Tokyo Stock Exchange-listed firm Metaplanet has pledged to invest 4 billion yen over the next three years to strengthen Bitcoin-based financial infrastructure in Japan. The company’s first move was to invest in JPYC, the nation’s first licensed issuer of a yen-backed stablecoin. With an eye on institutional adoption, Metaplanet aims to grow both the Bitcoin and stablecoin ecosystems in tandem through this dual-pronged strategy.
Institutional Bitcoin Accumulation Spurs Strategic Shift
Currently, Metaplanet holds approximately 35,102 Bitcoins—a reserve worth around $2.5 billion. This places the company among the top four global firms in terms of institutional Bitcoin holdings. Looking ahead, Metaplanet plans to expand its reserve to 100,000 Bitcoins within two years, with a longer-term goal of reaching 210,000 by 2027. Notably, the company is transitioning from simply accumulating Bitcoin to also developing the necessary infrastructure to enable practical Bitcoin use.
Metaplanet Ventures Pursues Comprehensive Sector Investments
Metaplanet’s newly established subsidiary, Metaplanet Ventures, will operate under three main pillars. Its venture arm plans to invest in companies at every stage—from early startups to growth-stage firms—working in areas like lending, payment systems, custodial services, and the Lightning Network. The incubator division is set to support early-stage Japanese entrepreneurs with both capital and integration into the Metaplanet distribution network. Additionally, a grant program will back open-source developers, researchers, and educators, aiming to diversify and strengthen the talent pool the sector needs. The 4 billion yen investment, spread over two to three years, marks an initial step in a market still in need of robust Bitcoin infrastructure.
JPYC Investment Signals Local Market Integration
The inaugural investment, amounting to 400 million yen, has been directed at JPYC. Following regulatory updates in 2023, JPYC became one of the first firms authorized to issue a yen-denominated stablecoin under Japanese law. This move reflects Metaplanet’s strategy as a major Bitcoin holder to foster on-ramps and off-ramps via a yen-backed stablecoin, creating reliable pathways for local users and institutions to interact with the Bitcoin ecosystem.
In its public statement, Metaplanet emphasized that its efforts to build Bitcoin infrastructure in Japan are designed to establish a compliant financial ecosystem and lay a new foundation for the nation’s economy.
At a time when the global stablecoin market has topped $312 billion—predominantly driven by dollar-based coins—Metaplanet’s backing of JPYC aims to highlight yen-linked solutions. By combining its Bitcoin treasury investments with a yen stablecoin platform, Metaplanet seeks a unique position as Japanese regulations evolve. This integration could prove pivotal as the country’s regulatory climate matures.

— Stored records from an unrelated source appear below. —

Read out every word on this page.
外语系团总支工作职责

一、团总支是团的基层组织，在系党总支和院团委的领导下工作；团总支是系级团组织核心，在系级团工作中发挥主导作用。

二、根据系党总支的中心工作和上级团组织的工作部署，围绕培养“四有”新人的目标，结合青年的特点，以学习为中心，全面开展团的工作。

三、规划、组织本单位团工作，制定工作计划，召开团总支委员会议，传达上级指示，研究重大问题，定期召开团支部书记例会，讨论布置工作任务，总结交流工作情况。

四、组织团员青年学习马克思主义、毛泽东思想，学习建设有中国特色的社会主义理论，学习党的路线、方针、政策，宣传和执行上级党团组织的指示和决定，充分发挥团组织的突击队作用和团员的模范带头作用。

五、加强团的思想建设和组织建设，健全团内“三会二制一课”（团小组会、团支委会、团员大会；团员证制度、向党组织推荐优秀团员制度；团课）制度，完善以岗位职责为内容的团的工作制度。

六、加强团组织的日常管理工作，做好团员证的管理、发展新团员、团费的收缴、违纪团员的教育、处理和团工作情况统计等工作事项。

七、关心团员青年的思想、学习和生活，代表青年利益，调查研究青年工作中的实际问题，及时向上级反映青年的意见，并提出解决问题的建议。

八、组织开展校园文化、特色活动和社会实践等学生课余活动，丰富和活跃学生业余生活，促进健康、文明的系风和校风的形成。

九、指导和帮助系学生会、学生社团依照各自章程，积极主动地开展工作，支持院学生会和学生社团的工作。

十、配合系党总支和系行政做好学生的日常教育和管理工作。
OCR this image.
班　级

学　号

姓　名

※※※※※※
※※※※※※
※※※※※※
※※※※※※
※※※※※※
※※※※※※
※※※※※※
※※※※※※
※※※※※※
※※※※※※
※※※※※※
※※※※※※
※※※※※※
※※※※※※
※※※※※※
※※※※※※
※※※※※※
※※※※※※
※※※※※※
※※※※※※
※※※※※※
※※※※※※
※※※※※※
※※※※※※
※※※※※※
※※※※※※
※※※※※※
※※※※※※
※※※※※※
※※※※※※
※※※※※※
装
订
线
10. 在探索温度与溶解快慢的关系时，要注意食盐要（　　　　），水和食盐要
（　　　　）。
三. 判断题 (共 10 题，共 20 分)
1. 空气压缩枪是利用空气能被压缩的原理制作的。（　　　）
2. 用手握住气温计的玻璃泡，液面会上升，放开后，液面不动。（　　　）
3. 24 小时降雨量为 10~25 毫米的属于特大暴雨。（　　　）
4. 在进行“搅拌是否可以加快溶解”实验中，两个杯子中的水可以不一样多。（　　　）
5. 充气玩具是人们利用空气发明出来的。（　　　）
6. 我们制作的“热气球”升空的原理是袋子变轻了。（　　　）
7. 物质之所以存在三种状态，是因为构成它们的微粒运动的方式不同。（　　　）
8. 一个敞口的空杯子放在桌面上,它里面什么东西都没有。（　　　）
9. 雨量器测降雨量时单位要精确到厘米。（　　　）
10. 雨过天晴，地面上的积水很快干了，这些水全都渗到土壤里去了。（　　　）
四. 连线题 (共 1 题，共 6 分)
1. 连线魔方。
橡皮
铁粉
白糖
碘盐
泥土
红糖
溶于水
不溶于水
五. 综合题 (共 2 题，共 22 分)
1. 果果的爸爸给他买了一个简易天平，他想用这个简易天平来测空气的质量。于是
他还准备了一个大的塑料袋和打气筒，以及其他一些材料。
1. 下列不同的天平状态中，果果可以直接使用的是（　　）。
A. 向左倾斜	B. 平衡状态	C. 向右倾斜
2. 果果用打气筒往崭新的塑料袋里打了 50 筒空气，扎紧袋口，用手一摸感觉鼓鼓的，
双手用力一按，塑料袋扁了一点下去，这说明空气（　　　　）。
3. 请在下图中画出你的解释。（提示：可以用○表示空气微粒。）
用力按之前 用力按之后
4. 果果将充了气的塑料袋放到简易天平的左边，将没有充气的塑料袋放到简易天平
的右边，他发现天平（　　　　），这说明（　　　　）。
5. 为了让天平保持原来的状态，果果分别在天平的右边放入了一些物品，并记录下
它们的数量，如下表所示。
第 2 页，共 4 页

Metaplanet’s Miami-based affiliate, Metaplanet Asset Management, connects Asian and Western markets through a digital credit and capital markets platform. This structure opens indirect access for institutional players outside the Tokyo Stock Exchange to Metaplanet’s Bitcoin infrastructure.
All these initiatives align with Japan’s intention to reclassify Bitcoin as a regulated financial asset in January 2028. Once the anticipated regulation takes effect, banks, portfolio managers, and corporate treasuries will require local, compliant solutions for custody, credit, and payments related to Bitcoin. Metaplanet aims to be at the forefront of establishing this essential infrastructure.